Aktuelle Rezensionen(2)
Nach längerer Pause hat mich plötzlich die Lust gepackt, endlich die Fräulein Gold - Reihe weiterzulesen. Ab und an werden kurz Ereignisse aus vorherigen Bänden erwähnt, ohne dass es aufgezwungen oder störend wirkt, somit war der Wiedereinstieg kein Problem für mich. Viel Vorwissen braucht man sowieso nicht, um dem Geschehen folgen zu können.
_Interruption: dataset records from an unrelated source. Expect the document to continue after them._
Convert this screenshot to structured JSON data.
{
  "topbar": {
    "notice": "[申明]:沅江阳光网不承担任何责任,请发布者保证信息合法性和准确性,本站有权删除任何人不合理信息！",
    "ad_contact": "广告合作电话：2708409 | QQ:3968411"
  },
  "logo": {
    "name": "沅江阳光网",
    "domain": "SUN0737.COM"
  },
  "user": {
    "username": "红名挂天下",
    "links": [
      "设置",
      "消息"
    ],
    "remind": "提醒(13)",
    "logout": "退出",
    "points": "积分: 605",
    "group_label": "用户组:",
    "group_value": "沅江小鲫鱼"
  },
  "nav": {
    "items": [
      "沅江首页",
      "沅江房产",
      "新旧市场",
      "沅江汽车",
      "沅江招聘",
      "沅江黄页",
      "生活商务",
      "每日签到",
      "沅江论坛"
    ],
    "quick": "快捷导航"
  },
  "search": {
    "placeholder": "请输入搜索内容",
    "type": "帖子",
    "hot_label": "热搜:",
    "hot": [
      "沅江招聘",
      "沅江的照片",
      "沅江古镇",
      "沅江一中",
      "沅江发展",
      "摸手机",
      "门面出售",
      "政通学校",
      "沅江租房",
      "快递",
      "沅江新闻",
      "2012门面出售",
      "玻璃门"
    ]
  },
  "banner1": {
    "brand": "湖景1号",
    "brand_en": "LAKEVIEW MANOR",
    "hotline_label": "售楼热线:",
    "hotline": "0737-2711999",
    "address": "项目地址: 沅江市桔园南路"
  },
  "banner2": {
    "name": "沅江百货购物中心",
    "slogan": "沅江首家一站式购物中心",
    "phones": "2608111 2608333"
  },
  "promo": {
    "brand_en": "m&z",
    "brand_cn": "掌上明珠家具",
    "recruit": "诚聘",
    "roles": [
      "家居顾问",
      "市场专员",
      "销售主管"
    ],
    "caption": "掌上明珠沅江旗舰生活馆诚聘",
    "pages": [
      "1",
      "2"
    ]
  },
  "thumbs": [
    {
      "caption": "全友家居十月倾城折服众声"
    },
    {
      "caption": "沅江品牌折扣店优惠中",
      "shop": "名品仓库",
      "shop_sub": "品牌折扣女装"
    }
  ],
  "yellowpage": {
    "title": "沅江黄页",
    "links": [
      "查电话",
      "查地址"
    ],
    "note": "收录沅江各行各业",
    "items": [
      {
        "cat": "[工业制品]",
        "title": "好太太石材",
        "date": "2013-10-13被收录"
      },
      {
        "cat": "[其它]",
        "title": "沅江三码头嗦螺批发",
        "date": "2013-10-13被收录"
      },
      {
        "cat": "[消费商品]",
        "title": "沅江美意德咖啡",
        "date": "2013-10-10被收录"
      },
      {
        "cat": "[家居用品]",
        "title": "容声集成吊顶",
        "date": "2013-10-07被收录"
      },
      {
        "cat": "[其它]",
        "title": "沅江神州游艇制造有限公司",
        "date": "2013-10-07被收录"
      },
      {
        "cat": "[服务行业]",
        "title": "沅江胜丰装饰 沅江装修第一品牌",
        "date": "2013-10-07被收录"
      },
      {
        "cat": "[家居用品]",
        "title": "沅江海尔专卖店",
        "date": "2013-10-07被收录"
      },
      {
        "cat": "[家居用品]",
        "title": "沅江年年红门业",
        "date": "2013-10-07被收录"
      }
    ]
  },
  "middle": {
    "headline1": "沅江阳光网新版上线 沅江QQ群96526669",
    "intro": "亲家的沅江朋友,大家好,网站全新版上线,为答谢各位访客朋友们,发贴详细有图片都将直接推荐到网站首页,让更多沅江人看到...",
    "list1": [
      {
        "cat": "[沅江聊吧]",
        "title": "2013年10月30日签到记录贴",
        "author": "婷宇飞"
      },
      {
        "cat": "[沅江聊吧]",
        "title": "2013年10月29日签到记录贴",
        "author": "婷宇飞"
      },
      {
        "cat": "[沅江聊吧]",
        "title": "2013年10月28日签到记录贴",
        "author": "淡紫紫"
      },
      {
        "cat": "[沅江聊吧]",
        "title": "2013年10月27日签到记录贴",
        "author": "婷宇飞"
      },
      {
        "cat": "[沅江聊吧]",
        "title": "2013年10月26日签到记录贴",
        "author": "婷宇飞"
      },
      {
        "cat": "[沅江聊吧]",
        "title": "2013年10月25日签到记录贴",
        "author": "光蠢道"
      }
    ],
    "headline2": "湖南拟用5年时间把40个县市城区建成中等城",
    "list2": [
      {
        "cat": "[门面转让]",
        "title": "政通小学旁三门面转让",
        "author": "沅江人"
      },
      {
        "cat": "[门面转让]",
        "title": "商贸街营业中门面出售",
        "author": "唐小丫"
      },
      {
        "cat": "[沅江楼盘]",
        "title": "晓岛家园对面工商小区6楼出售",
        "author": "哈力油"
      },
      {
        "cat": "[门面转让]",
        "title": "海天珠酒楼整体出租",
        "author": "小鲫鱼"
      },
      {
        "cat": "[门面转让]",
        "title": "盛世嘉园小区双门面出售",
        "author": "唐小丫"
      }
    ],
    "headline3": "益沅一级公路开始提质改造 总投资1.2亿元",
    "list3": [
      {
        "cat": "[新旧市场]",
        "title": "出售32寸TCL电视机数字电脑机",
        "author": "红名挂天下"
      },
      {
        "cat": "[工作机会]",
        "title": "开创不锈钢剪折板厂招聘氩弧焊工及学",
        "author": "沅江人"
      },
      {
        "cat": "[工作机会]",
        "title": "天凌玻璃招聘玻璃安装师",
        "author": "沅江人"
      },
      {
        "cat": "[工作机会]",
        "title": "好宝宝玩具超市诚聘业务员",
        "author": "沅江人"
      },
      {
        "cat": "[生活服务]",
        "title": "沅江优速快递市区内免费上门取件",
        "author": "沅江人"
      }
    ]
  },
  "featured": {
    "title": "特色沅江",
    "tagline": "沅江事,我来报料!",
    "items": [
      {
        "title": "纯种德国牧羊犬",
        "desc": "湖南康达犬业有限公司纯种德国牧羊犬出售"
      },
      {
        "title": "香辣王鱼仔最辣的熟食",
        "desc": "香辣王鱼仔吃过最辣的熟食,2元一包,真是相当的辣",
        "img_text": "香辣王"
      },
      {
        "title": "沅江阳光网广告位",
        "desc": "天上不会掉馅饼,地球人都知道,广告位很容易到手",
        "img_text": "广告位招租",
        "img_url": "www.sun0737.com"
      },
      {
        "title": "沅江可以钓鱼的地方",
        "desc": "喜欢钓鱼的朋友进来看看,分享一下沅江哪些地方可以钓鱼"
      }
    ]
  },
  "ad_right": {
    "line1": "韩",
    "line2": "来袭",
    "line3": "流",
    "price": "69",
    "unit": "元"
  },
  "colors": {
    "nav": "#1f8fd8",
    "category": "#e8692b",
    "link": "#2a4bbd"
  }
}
Huldas Beruf als Hebamme ist ein Aspekt, der mich extrem interessiert und somit hatte ich richtig große Lust auf diesen dritten Band, in dem sie eine Festanstellung in einem neuen Frauenklinikum antritt. Der Fokus liegt dieses Mal stark auf ihrem Berufsleben und ich fand es großartig! In Band eins hatte ich noch Schwierigkeiten damit, Hulda näher zu kommen, obwohl die ernst drein schauende Naschkatze mit der Sauklaue durchaus ein paar Eigenschaften mit mir teilt. Mittlerweile ist sie mir sympathischer, manchmal erregt sie aber immer noch meinen Unmut. Die Autorin will es einem anders verkaufen aber Hulda glänzt mal wieder mit Ignoranz gegenüber einigen ihrer Mitmenschen. Ich spreche in erster Linie von Bert und Karl. Beide bekommen eigene Handlungsstränge, von denen ich mir viel versprochen habe. Leider wurden sie dann nicht weiter verfolgt und auf den letzten Seiten kurz abgehandelt. Nicht so schlimm, Anne Stern glänzte wieder mit ihrem angenehmen Schreibstil und interessantem Geschichtswissen. Die Reihe entwickelt sich insgesamt in eine positive Richtung und "Der Himmel über der Stadt" brachte mir bisher den meisten Lesespaß. Ich habe große Lust auf den Rest und lasse bis zu Band vier sicher nicht mehr all zu viel Zeit verstreichen.
Auch hier habe ich wieder gebannt den Geschehnissen um die Hebamme Hulda Gold verfolgt. Interessant fand ich den Wechsel von freiberuflicher Arbeit (am Rand des Existenzminimums in den ärmeren Vierteln Berlins) zu einer Anstellung in einer Klinik. Wie bereits vorhersehbar war, eckt Hulda hier bei verschiedenen Leuten an - Unterwürfigkeit ist einfach nicht ihr Ding. Die Geschichte hat mich schon ziemlich mitgenommen - medizinische Versuche an unwissenden Patienten sind per se verwerflich, aber wenn es um Schwangere kurz vor der Niederkunft geht, hat das ganze noch einmal ein anderes Niveau. Huldas Privatleben bleibt turbulent und die Beziehung zu Karl North, der noch immer das Geheimnis seiner Herkunft zu lösen versucht, ist bestenfalls schwierig. Gefreut habe ich mich, dass in diesem Band der Zeitungsverkäufer Bert eine größere Rolle spielte. Auf Band 4 freue ich mich schon sehr, auch wenn die Zeiten düsterer werden und nicht nur Hulda mit dem Regime Probleme bekommen wird.